The film was shot at Irefilm's studios in Stockholm, and the outdoor scenes were shot in Vågå Municipality. Synnöve Solbakken premiered on October 22, 1934, at the Skandia cinema in Stockholm. The novel was adapted for film two other times in Sweden, in 1919 and in 1957.

==Plot==
Torbjörn and Synnöve are two children living in the same valley. Synnöve's mother does not like them playing with each other because Torbjörn's grandfather drinks. They have both now grown up. Torbjörn is teased for having an alcoholic grandfather. This leads to fights, which Synnöve wants him to stop.
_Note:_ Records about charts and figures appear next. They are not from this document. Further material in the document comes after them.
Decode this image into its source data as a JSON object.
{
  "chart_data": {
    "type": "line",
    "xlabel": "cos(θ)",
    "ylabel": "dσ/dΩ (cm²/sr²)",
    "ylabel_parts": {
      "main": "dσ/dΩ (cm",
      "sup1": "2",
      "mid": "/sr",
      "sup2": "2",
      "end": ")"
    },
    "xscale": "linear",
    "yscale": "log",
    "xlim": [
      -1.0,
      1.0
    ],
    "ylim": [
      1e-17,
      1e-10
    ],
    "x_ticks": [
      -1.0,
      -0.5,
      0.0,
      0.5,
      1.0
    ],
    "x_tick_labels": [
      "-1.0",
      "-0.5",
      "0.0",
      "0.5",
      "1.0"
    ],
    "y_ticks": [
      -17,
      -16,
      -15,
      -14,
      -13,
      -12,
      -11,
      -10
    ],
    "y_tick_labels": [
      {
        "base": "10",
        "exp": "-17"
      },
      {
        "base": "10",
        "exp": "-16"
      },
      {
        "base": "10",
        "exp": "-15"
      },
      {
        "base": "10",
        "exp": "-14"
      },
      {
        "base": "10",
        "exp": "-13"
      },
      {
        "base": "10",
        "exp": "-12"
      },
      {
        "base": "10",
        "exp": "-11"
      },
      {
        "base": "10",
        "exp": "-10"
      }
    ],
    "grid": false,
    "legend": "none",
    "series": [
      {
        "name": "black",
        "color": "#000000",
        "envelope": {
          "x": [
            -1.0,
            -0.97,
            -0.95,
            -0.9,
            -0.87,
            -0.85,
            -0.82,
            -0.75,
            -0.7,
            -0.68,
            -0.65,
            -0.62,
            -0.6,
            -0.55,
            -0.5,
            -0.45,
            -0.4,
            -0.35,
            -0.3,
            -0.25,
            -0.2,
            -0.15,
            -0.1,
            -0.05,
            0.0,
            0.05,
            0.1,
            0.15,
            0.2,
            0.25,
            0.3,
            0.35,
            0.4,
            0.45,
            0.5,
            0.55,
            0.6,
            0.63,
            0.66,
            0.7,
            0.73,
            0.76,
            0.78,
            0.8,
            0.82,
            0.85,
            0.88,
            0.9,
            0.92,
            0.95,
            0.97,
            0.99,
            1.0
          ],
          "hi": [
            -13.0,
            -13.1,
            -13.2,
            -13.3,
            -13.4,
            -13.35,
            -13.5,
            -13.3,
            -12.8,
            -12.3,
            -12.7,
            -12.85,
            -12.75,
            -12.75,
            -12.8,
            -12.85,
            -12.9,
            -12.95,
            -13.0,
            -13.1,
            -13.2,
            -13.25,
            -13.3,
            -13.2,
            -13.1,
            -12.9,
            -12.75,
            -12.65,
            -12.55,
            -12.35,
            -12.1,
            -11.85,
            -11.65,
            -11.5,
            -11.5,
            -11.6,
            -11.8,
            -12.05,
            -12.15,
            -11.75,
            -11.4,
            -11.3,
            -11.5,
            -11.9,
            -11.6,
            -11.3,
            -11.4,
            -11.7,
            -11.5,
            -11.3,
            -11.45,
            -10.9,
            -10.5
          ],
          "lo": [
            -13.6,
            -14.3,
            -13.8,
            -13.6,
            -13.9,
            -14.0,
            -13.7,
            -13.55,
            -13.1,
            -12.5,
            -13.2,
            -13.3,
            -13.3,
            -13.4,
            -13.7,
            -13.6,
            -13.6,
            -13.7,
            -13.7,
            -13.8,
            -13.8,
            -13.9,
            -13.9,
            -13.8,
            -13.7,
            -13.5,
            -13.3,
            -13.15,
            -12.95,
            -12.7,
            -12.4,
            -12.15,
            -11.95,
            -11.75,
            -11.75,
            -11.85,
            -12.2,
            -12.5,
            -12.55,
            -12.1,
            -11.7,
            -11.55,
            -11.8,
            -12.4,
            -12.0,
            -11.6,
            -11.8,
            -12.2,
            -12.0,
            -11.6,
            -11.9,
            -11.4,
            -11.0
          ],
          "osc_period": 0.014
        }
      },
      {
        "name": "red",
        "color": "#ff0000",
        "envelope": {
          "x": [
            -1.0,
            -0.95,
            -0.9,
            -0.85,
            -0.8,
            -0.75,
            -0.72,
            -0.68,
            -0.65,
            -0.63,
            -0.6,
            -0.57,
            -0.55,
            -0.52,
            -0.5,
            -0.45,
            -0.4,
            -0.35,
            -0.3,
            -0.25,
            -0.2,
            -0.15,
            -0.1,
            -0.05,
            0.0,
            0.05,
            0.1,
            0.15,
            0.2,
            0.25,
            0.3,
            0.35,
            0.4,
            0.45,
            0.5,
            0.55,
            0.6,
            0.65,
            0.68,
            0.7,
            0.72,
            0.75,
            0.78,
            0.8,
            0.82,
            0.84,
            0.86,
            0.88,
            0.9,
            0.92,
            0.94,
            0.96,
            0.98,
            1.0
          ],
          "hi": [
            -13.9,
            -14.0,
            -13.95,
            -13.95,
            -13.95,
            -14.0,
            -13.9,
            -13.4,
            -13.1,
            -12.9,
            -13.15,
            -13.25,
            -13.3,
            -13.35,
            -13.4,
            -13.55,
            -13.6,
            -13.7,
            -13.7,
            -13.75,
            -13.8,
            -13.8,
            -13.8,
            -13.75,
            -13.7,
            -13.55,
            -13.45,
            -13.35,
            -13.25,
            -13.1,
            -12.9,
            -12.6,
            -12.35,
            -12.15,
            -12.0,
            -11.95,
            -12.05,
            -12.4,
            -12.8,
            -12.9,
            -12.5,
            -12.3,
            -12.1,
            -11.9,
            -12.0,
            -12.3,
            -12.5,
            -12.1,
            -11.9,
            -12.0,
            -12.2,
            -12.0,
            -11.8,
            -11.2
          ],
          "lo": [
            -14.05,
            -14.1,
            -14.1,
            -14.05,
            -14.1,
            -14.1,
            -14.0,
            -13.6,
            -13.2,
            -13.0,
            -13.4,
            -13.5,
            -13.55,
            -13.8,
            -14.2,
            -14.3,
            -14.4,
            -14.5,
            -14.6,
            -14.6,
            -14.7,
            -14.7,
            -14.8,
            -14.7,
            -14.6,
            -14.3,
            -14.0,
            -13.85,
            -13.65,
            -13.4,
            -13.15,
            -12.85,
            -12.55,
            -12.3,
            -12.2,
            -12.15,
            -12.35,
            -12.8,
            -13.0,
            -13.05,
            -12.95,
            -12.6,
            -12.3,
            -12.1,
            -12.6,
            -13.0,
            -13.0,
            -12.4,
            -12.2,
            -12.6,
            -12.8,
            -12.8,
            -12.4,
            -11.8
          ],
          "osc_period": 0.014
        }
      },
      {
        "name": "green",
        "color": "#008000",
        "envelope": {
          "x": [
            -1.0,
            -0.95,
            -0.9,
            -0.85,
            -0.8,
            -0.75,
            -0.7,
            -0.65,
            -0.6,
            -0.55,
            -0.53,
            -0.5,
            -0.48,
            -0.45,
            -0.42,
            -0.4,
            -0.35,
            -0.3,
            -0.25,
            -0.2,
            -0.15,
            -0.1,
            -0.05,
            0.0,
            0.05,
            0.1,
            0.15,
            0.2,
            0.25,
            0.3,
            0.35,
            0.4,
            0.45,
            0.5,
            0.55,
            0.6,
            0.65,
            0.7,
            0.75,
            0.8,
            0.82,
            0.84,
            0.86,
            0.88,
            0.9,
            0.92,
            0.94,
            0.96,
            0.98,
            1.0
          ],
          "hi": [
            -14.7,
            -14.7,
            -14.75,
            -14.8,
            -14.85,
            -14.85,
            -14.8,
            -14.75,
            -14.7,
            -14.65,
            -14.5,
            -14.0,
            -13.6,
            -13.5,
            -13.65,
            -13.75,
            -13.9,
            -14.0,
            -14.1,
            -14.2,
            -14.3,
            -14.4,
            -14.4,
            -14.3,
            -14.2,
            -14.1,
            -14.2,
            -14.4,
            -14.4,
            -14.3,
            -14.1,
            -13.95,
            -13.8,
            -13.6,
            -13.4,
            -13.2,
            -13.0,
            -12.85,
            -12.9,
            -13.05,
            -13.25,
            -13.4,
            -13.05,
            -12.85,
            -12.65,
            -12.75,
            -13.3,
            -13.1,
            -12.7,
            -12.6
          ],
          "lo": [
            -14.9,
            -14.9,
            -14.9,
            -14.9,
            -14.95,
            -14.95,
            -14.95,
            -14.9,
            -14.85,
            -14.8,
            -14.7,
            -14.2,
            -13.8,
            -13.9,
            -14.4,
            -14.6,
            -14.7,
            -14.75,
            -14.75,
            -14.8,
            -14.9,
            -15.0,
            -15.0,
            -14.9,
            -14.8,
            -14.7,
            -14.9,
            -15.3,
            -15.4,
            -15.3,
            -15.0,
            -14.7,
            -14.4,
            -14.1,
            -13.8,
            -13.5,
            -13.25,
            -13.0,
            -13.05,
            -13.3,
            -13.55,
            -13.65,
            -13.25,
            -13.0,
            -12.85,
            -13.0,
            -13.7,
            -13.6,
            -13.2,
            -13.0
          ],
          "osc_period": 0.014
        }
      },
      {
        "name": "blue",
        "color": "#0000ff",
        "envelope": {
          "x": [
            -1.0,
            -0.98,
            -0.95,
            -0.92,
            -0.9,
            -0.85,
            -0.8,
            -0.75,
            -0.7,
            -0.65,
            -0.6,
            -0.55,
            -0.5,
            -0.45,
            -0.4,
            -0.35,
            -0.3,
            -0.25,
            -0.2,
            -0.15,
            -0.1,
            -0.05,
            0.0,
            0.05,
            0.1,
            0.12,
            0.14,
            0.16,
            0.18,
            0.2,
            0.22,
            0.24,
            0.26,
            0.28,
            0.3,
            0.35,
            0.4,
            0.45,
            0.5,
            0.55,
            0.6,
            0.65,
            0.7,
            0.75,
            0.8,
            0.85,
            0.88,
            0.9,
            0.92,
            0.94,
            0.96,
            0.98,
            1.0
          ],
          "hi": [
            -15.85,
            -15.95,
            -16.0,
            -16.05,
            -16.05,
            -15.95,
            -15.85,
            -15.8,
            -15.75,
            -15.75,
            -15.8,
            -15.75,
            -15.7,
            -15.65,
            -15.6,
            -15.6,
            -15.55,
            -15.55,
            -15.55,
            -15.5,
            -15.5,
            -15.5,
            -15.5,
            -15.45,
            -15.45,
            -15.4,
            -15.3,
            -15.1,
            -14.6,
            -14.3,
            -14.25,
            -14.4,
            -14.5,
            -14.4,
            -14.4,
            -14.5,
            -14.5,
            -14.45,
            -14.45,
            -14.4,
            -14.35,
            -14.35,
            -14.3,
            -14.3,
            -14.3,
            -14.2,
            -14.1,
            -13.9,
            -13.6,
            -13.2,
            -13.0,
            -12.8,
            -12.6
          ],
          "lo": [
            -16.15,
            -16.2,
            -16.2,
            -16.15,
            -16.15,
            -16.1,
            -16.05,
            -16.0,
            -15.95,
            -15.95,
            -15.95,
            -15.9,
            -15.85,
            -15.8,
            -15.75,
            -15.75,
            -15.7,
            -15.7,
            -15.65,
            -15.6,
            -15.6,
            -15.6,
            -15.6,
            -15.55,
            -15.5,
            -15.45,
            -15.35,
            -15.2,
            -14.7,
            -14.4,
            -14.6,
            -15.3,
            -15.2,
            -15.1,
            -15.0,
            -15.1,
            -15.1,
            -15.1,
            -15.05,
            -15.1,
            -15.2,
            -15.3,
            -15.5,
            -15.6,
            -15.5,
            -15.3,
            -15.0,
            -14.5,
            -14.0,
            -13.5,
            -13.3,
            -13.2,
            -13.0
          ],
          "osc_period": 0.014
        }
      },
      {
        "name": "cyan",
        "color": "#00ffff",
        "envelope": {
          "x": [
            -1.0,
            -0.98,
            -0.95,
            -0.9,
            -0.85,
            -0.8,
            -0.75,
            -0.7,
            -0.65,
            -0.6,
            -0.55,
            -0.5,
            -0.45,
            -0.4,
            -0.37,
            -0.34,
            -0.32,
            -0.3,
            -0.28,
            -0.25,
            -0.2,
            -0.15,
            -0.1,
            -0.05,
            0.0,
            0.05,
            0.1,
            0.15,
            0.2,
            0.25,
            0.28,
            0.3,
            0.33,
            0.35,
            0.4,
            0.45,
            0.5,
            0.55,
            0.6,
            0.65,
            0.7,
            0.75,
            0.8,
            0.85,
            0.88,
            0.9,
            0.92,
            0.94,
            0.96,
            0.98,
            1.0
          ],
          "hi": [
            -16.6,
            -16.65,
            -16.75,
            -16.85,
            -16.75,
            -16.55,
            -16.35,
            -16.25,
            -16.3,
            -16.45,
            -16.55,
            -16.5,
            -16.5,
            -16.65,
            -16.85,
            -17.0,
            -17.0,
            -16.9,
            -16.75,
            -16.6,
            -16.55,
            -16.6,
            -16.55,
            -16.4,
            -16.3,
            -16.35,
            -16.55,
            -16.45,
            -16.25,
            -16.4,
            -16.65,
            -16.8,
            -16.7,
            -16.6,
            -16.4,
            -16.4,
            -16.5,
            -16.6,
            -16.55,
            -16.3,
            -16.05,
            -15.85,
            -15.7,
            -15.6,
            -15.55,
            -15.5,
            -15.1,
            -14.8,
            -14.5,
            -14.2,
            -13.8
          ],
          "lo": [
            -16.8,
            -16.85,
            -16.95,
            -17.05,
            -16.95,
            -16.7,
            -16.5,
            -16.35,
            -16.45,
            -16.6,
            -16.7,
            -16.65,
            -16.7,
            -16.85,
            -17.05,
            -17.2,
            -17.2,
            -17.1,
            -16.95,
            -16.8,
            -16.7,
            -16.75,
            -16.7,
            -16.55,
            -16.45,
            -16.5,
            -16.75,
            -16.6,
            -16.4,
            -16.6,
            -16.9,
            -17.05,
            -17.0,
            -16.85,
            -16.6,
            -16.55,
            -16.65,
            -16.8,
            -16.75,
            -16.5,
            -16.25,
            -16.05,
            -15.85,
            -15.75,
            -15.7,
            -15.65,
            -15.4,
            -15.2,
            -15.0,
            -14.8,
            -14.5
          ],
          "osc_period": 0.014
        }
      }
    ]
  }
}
During a fight, Torbjörn is stabbed in the back and paralyzed. He asks Synnöve to seek another man and not commit herself to a cripple. One day he sees his father's carriage overturn and, distressed by the event, he suddenly get up for the first time since the paralysis. A miracle has happened, and he can finally have his beloved.

==Cast==

- Karin Ekelund as Synnöve Solbakken
- Fritiof Billquist as Torbjörn Granliden
- Helge Mauritz as Knut Nordhaug
- Gösta Gustafson as Aslak
- Victor Sjöström as Sämund Granliden
- Signe Lundberg-Settergren as Ingeborg Granliden
- Solveig Hedengran as Ingrid Granliden
- John Ekman as Guttorm Solbakken
- Hjördis Petterson as Karen Solbakken
- Justus Hagman as the doctor
- Ulla Wessman as Synnöve as a child
- Nils Granberg as Torbjörn as a child
- Törje Reuter as Knut as a child

==Norwegian version==
At the same time as the Swedish version of the film, a Norwegian version was made, in which Karin Ekelund was replaced by Randi Brænne.